Making Adobe Bricks

Join us for a workshop producing adobe bricks – sun-dried mud bricks made from earth, water, and organic binding materials. These bricks will serve as the fundamental modular building blocks for the exhibition architecture of DESACTA.The exhibition will feature an altar made of these bricks and designed to receive counter-spells aimed at unraveling a 140-year-long enchantment stemming from the Berlin Conference.

Adobe is also the name of a software company that develops tools for digital imaging – a telling metaphor for how foundational materials are repurposed in contemporary creative processes. Etymologically, the word adobe may originate from Egyptian hieroglyphs, later adopted into Arabic, then Spanish, and now widely used in English to describe a basic building module. Adobe construction is one of the oldest known building practices. The earliest adobe bricks date back to around 9,000 BC in Syria. Thick, malleable mud is cast into wooden molds and then left to dry in the sun.

Guinean author, storyteller, architect, and artist Marinho de Pina will lead the workshop and guide participants through the construction technique.
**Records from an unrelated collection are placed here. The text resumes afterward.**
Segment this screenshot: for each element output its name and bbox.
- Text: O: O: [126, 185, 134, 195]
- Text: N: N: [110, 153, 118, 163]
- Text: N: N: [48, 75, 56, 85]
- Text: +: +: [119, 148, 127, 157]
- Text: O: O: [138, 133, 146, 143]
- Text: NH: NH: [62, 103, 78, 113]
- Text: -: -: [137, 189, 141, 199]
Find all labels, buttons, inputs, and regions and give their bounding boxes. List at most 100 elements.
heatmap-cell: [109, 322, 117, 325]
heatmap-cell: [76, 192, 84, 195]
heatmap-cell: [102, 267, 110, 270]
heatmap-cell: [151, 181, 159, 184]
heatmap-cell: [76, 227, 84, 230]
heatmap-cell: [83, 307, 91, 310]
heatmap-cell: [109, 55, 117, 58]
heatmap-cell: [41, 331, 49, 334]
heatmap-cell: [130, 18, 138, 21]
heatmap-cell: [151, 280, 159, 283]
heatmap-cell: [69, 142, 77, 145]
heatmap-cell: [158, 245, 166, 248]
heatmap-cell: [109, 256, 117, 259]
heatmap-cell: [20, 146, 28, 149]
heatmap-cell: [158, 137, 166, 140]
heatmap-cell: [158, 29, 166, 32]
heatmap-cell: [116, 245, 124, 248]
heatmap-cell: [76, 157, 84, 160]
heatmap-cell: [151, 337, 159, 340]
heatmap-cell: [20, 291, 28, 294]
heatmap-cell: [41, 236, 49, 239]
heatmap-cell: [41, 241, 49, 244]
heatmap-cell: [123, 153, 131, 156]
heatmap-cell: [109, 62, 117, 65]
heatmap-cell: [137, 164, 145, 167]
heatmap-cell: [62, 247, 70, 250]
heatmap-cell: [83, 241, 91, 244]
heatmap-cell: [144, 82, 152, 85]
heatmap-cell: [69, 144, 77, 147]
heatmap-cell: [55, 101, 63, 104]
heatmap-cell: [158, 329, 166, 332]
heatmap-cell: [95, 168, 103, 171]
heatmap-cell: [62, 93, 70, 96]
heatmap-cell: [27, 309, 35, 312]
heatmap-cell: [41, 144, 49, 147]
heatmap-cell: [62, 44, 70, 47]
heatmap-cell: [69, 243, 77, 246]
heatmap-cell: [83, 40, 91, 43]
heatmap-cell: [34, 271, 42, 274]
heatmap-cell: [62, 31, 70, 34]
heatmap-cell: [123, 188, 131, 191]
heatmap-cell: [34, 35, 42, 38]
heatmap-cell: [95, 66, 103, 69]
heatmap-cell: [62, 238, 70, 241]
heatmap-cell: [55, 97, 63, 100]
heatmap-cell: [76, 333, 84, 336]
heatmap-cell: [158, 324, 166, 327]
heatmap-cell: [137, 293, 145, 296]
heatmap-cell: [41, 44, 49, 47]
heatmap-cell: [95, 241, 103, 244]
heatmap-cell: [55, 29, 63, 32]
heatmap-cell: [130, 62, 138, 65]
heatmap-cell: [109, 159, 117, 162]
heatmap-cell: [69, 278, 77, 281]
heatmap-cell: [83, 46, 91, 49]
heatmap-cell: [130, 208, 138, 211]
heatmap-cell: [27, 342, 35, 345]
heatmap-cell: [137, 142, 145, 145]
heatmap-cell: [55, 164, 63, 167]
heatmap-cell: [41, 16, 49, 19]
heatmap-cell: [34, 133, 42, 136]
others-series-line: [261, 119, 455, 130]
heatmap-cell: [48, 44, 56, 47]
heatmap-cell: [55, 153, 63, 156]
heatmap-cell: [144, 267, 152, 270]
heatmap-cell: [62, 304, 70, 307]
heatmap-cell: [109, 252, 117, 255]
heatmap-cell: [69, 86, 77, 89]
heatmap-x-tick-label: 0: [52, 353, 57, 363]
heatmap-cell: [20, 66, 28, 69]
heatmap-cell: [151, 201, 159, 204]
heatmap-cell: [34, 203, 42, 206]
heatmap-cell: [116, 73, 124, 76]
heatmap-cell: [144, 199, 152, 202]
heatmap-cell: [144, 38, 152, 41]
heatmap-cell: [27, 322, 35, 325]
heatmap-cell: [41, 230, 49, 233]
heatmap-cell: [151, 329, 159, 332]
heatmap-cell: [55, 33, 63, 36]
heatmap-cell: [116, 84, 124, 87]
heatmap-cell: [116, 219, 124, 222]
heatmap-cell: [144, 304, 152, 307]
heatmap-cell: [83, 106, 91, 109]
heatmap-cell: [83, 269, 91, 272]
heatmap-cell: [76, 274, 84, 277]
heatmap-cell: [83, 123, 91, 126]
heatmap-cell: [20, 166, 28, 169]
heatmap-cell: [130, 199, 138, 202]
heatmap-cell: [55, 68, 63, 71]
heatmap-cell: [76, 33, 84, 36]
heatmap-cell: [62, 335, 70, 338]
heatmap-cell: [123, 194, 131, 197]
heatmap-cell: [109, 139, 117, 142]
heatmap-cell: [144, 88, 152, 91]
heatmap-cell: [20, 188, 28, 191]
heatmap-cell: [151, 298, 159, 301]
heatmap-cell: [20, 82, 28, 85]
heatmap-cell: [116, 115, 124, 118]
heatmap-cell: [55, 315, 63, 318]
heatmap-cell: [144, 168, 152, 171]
The 1.111 adobe bricks produced will be stored at SAVVY Contemporary and used in November for building the modular architecture of the exhibition. The altar will follow a spiral design, inspired by the ground plan of the Sonotera – a partner in this project and a laboratory for sonic experimentation, deep listening, and sound storage in the countryside of Guinea-Bissau.

Marinho de Pina works across disciplines including writing, drawing, architecture, filmmaking, photography, music, performance, and more. He believes that embracing doubt is preferable to clinging to absolute certainty. He tells stories to children and considers himself a performing artist at heart.